EditPropBench: Measuring Factual Edit Propagation in Scientific Manuscripts

arXiv cs.CL / 5/5/2026

📰 NewsIdeas & Deep AnalysisModels & Research

Key Points

  • The paper introduces EditPropBench, a benchmark designed to evaluate how well LLM-based editors propagate a factual change through dependent claims in scientific manuscripts.
  • Each benchmark item uses a synthetic, ML/NLP-style manuscript paired with a targeted edit and a fact graph annotated at the sentence level to distinguish direct targets, required downstream updates, and protected unrelated text.
  • Across the benchmark’s more difficult implicit/free-form settings, results for five LLM editing systems vary substantially (ERA 0.148–0.705), and even the best system fails to capture about 30% of required cascade updates.
  • Stress tests and metric analyses suggest LLM editors can outperform deterministic substitution baselines when easier, substitution-solvable cases are included, but reliable revision still needs cascade-aware verification.
  • An audit of recent arXiv cs.CL papers finds fact-dependent qualitative claims appear in 37.2% of papers, underscoring the practical need for tools that handle non-local edit implications.

Abstract

Local factual edits in scientific manuscripts often create non-local revision obligations.
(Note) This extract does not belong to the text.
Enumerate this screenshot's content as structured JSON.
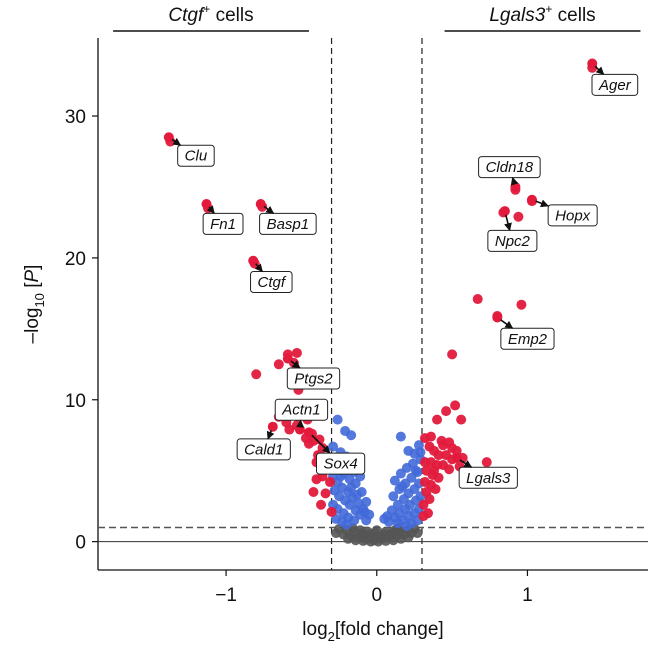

If a dataset changes from 215 to 80 documents, claims such as 'medium-scale' or 'a few hundred items' may also become stale, even though they do not repeat the edited number. We introduce EditPropBench, a benchmark for measuring whether LLM editors propagate factual edits through dependent manuscript claims. Each item contains an ML/NLP-style synthetic manuscript, a targeted edit, and a controlled fact graph with sentence-level labels for direct targets, required downstream updates, and protected unrelated text. EditPropBench provides a controlled manuscript-level benchmark with sentence-level dependency supervision, three editing protocols, adversarial metric probes, stress-test variants, and a metric suite centered on Edit-Ripple Adherence (ERA). On the hard implicit/free-form stratum, five LLM editing systems span ERA 0.148--0.705; even the strongest misses roughly 30% of required cascade updates. A mixed-stratum stress test shows that LLMs retain a positive advantage over deterministic substitution baselines when easy substitution-solvable cases are included. Finally, an audit of recent arXiv cs.CL benchmark and dataset papers finds fact-dependent qualitative claims in 37.2% of papers. EditPropBench shows that current LLM editors can repair many implicit consequences of factual edits, but reliable scientific revision still requires cascade-aware checking.